Simone Sommer Degn

Discrimination of the People, by the People, against the People: Exploring Ordinary Usage and Individual Anti-Discrimination Duties

Discrimination is a central concept for understanding and addressing social inequality. This dissertation inspects some of the most under-explored aspects of discrimination: what discrimination means to and for people – ordinary folks, in contrast to theorists, laws and states. First, the concept of discrimination is notorious for lacking a common definition. Since researchers often aim to reflect common usage, it is a pressing matter to investigate what the folk concept of discrimination is. The first part of the dissertation studies ordinary usage of discrimination through the experimental-philosophical method. It does so in respect to three aspects of the discrimination concept: whether minorities can discriminate against majorities, whether minorities can discriminate against minorities, and whether the concept is comparative. The empirical results suggest that the folk concept of discrimination is symmetric, that is, minorities can discriminate against majorities; group-reflexive, that is, minorities can discriminate against minorities; whether the folk concept is comparative remains a puzzle.
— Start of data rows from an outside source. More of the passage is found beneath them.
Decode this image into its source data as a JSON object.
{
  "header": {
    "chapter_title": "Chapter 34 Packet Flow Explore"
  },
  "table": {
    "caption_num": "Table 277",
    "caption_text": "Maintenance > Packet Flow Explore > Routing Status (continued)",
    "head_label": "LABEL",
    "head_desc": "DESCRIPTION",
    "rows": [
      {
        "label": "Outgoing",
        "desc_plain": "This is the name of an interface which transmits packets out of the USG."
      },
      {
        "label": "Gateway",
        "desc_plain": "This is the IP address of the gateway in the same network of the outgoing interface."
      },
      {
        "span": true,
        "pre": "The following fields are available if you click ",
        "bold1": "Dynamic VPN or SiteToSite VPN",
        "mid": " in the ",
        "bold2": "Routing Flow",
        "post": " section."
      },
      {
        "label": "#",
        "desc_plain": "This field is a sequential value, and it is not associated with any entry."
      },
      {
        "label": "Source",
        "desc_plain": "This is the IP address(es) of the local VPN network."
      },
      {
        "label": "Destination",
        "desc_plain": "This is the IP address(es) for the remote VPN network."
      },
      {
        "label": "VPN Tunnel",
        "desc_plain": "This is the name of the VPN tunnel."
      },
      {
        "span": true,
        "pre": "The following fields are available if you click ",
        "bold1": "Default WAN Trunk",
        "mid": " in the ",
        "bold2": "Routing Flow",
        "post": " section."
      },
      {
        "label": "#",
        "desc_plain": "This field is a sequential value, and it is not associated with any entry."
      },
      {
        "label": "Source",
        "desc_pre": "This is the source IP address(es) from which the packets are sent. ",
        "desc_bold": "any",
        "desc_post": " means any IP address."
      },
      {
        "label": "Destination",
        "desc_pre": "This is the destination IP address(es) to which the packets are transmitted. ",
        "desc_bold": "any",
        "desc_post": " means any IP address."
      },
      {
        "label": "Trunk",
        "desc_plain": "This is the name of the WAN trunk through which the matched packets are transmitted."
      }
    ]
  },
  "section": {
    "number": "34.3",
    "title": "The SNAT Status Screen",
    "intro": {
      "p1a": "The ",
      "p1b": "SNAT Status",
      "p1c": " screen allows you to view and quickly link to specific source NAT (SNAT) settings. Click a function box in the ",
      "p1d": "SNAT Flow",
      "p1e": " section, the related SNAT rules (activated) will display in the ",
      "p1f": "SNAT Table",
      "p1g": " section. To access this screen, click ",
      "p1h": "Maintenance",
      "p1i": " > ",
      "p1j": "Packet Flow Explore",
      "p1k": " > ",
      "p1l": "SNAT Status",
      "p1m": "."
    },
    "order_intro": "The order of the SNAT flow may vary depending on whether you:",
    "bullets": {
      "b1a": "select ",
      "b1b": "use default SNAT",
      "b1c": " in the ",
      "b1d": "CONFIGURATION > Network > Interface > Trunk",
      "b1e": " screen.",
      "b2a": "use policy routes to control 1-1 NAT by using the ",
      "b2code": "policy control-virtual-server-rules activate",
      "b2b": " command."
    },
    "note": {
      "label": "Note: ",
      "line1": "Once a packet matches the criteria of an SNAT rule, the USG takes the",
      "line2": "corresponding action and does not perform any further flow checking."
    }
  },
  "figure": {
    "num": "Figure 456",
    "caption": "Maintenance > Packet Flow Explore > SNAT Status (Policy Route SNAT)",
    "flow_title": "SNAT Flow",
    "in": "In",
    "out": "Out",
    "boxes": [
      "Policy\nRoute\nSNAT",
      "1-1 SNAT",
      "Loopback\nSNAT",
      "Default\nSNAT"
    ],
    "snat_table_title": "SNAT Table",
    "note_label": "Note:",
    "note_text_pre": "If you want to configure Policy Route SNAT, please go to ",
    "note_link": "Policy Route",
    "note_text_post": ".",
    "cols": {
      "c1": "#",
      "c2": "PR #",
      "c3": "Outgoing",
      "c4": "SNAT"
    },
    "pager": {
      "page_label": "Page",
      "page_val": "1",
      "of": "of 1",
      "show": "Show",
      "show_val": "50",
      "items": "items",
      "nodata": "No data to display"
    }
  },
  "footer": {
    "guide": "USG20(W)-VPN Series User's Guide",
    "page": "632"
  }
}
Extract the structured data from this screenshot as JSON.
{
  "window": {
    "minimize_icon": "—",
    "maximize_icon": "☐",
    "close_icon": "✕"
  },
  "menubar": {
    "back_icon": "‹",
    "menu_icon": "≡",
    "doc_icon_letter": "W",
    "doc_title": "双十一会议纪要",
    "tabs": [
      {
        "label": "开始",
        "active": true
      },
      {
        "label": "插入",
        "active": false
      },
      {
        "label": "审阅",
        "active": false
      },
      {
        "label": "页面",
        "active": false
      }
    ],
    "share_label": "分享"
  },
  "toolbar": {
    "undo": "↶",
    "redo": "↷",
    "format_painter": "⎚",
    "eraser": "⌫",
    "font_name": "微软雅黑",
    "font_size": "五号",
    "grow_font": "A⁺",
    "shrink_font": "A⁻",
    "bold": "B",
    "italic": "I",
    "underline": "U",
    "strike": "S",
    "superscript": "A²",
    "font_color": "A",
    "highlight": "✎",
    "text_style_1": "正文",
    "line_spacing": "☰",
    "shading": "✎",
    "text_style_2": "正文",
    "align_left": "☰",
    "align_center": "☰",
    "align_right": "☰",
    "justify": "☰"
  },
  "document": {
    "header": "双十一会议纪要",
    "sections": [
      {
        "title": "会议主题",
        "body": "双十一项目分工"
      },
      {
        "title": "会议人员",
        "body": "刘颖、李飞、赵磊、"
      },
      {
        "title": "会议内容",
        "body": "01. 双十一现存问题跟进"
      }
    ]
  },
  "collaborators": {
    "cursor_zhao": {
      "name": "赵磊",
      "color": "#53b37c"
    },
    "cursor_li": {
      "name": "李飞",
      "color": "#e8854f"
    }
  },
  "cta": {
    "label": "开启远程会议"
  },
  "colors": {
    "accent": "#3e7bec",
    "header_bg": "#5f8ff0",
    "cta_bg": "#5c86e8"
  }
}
Another urgent philosophical question regarding discrimination is what individuals should do about the discrimination that occurs in the private rather than the public sphere. I argue, in contrast to the common position, that individuals have a moral anti-discrimination duty even in their dating life and advance a plausible outline of a minimal, deliberative anti-discrimination duty. As a whole, the dissertation illuminates new aspects about discrimination and ordinary folks: the folk concept of discrimination and individuals’ moral duty to counteract discrimination in the private sphere.